January always graces us with the opportunity to look at the things we’ve been doing over and over – and, ask ourselves if we can do these things differently. Perspective, right? It’s a good idea to step back — or if your disposable income allows you such a luxurious vantage point say in a helicopter for, almost — but not quite – a view from 40,000 feet. Such observations are grounded – even for our helicopter friends — by one fundamental.
To make a positive difference.
When I joined the David Foster Foundation in the fall of 2022 as their feature writer, I wanted to write about the folks who help keep the Foundation active: families, donors, medical staff, volunteers, and anyone else involved. I am struck by the one thing that is central to the foundation’s mandate … the one thing the Foundation needs so every family who has a young child in need of an organ transplant so they can live. We’re lucky. The Foundation will take care of the non-medical expenses families have during such a trying time.
One of the challenges I’ve always accepted and embraced is finding new angles and ideas to accurately highlight the importance of a subject. I’ve found creativity and an annual subscription to thinking out of the box have been effective. Perhaps then, the Tait Task is to gently show the benefits of signing a donor card: how it, very unselfish, can be a love legacy for future generations. If you don’t ask, one razor-sarp editor once told me early on in my journalistic journey, then there would never be an opportunity for a story to share the issue — nor awareness, which opens the door for change.
Now: the easy way to ask friends to sign organ donor cards would be to fire up all my social media channels, easily engage the ‘cut and paste’ operation and my ask would be sent to all my friends.
Easy, perhaps? Effective? Negative.
Even the internet agrees with my thesis. A website psychminds.com says a face-to-face interaction is so much better because there are just so many distractions. I could provide you with the link to where I saw the information. But because there’s so much really, really good information on the site, it’s easy for you to get distracted and – here’s the key to my point – forget about the original request.
Face-to-face: that’s where it’s at.
So let’s try this.
Ask one person a day for a month if they would consider signing a donor card.

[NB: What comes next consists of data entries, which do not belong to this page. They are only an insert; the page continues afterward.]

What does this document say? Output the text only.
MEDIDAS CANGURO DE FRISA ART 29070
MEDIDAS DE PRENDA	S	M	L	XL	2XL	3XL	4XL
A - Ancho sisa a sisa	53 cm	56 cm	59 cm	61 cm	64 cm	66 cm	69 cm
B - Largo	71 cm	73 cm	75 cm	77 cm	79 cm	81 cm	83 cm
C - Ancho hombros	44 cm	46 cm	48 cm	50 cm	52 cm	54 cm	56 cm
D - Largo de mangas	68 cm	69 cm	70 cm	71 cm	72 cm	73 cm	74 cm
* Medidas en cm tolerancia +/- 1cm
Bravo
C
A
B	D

Ask them to ask someone else.
Plan your ask: maybe it’s at the start of the conversation, in the middle, or at the end. Find a comfort level if you do that.You can easily make it part of your day and then it will become a habit.
Of course, your friends will ask why this is important.
You can tell them the facts and not tug at heartstrings: an average of over 4,000 Canadians a year are waiting for an organ transplant and 250 people pass away waiting. You can also let them know that one donor can save up to 8 lives and improve the quality of life for up to 75 people.
And, unlike a newspaper story we saved the most important piece of information until the last. When making your ask, make sure the person you ask informs their family members they are signing a donation card. Keeping everyone informed is important – and one never
knows where another donor may come from.